Ryan Smith, 31, damaged a vertebrae and was forced to wear a brace for several months as a result of the incident at a renovation project in Bournemouth on 16 July 2013.

Co-worker Paul Martret, 42, suffered a fractured elbow as a result of the blow.

East Dorset Magistrates’ Court heard that both could have been killed by the falling object, which was knocked into a stairwell during work from a temporary platform.

Harbourview Developments Ltd appeared in court as the principal contractor for the refurbishment and conversion of two properties on Christchurch Road.

The work involved removing a stairwell and converting it into a lift shaft.
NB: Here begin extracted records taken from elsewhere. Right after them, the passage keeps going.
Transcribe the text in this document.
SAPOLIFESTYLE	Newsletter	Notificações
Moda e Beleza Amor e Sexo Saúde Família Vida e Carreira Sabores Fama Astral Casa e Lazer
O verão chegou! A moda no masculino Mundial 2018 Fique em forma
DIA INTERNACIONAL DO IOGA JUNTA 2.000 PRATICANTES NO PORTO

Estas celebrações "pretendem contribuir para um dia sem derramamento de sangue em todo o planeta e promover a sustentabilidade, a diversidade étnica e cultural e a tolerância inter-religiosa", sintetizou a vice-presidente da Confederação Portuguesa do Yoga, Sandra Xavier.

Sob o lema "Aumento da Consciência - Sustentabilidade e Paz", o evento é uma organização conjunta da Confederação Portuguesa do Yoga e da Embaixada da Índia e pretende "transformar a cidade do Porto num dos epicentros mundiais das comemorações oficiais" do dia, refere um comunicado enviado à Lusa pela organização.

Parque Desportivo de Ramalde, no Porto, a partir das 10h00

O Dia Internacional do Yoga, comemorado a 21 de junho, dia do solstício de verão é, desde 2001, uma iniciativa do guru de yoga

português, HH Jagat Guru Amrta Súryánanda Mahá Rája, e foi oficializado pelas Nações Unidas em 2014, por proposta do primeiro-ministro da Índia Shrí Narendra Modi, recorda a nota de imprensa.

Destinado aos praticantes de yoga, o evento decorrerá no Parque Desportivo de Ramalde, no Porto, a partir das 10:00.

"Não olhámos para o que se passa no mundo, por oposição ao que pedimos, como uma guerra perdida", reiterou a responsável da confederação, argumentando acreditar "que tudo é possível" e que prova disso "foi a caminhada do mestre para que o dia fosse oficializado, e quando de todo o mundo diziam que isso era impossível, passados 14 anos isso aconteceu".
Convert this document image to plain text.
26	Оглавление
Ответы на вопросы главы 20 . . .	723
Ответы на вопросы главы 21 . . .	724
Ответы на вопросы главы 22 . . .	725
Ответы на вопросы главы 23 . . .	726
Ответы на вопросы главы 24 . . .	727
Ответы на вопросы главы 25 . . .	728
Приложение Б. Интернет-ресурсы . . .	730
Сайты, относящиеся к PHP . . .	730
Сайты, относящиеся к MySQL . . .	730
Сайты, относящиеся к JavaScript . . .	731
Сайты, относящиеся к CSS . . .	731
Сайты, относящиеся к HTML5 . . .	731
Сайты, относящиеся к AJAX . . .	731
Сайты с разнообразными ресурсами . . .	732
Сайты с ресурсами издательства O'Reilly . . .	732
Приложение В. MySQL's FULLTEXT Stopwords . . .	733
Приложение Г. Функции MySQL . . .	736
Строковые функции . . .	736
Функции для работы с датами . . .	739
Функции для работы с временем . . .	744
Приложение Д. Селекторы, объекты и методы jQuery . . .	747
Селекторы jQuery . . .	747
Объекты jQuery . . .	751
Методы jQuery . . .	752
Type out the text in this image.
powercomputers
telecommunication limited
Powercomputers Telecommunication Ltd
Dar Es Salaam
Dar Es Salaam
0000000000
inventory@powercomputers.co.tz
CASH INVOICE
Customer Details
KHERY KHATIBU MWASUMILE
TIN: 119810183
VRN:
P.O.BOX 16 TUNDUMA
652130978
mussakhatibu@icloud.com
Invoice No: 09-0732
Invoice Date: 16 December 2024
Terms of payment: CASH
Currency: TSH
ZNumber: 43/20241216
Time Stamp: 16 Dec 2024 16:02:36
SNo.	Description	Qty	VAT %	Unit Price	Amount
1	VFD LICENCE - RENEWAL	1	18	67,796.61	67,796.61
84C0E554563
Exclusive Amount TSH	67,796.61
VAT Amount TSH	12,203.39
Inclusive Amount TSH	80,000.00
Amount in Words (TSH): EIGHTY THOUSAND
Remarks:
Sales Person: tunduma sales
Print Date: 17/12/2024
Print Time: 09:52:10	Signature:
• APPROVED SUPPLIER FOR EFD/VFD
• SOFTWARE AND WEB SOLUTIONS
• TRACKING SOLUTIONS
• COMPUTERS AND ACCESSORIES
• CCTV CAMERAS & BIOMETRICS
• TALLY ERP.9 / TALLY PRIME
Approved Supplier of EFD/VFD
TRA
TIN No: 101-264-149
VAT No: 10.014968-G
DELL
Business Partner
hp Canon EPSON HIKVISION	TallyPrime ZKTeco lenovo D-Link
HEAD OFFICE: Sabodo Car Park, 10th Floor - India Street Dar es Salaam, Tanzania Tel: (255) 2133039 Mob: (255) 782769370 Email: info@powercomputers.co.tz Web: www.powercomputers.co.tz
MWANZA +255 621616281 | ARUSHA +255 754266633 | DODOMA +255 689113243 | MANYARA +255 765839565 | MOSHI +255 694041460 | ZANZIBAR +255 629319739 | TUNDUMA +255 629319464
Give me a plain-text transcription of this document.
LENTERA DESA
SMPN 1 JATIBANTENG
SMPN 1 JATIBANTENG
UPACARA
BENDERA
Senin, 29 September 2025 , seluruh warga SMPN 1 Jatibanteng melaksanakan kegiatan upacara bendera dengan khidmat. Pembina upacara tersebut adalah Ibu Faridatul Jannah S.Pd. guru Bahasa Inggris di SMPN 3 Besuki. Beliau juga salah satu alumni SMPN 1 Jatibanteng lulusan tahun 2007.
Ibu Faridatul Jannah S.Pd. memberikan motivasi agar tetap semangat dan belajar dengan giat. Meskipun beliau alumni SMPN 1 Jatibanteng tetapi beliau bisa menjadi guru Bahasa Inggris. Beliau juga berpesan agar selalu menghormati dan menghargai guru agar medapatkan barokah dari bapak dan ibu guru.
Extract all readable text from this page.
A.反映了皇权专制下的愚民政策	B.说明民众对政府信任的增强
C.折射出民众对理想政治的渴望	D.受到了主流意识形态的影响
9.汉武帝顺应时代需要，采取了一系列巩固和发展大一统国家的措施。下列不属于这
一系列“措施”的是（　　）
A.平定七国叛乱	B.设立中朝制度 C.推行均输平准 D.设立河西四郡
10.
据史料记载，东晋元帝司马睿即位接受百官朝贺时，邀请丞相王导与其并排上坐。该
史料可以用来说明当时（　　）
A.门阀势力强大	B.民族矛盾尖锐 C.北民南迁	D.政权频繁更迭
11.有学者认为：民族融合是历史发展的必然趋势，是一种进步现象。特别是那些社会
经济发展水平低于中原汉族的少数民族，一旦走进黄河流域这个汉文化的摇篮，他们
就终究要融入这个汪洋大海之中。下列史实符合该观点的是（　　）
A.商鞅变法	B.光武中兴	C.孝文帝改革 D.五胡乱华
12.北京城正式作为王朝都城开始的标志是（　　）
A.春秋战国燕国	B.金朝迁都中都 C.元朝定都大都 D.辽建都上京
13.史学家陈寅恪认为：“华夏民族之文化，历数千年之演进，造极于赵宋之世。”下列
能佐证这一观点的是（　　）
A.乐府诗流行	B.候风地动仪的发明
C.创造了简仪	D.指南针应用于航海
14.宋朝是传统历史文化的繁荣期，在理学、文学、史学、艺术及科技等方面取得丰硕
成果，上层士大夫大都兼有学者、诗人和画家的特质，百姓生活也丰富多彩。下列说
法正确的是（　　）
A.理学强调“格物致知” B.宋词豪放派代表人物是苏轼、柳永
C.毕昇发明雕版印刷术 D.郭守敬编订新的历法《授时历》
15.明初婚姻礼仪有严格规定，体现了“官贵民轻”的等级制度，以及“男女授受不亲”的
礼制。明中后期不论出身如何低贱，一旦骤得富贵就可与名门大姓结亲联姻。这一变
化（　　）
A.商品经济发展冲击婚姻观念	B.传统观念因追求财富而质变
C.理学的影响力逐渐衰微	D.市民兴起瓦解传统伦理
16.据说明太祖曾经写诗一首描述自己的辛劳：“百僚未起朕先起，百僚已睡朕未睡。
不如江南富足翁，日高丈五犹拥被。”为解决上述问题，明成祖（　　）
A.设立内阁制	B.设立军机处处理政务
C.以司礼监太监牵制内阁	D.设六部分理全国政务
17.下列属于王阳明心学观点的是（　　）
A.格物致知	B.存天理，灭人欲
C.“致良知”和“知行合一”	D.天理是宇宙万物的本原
A temporary platform was created using a series of scaffold planks resting on a scaffold tube structure, which was then put in place over the opening to the stairwell.

An HSE investigation established that work had started to fit a series of vertical and horizontal steel sections around the stairwell to facilitate the construction of additional floors and walls.

The installation of the steel sections involved chipping concrete around the edges underneath the temporary platform, which created a series of gaps up to 16cm wide along the edges.

On 16 July 2013, a subcontractor placed a 1.4 metre, 5kg piece of steel on a structural beam running parallel to the temporary work platform in order to step over it.

But he knocked the steel as he raised his leg, sending it plunging into a gap in the stairwell and towards the workers nine floors below.  

They were unable to move away in time and it struck them on their back and elbow respectively.

Magistrates heard the incident could have been avoided had Harbourview Developments Ltd better managed the temporary works to ensure there was no risk from falling materials.

The company, of ArenaBusinessPark, Poole, which is now in liquidation was fined a token amount of £1 after pleading guilty to safety breaches.

Speaking after sentencing HSE inspector Ian Whittles, said: “Mr Smith and Mr Martret sustained painful injuries, but could both have been killed by the falling metal, which struck them from height, at speed and without warning.

“Harbourview Developments failed to ensure that the refurbishment activity was carried out without presenting a danger. The incident was clearly preventable by using a combination of boarding and debris netting to create a safer working platform where materials or objects couldn’t fall through.

“Working at height remains one of the biggest causes of fatalities and major injuries. It is a high risk activity that requires careful planning and execution at all times.”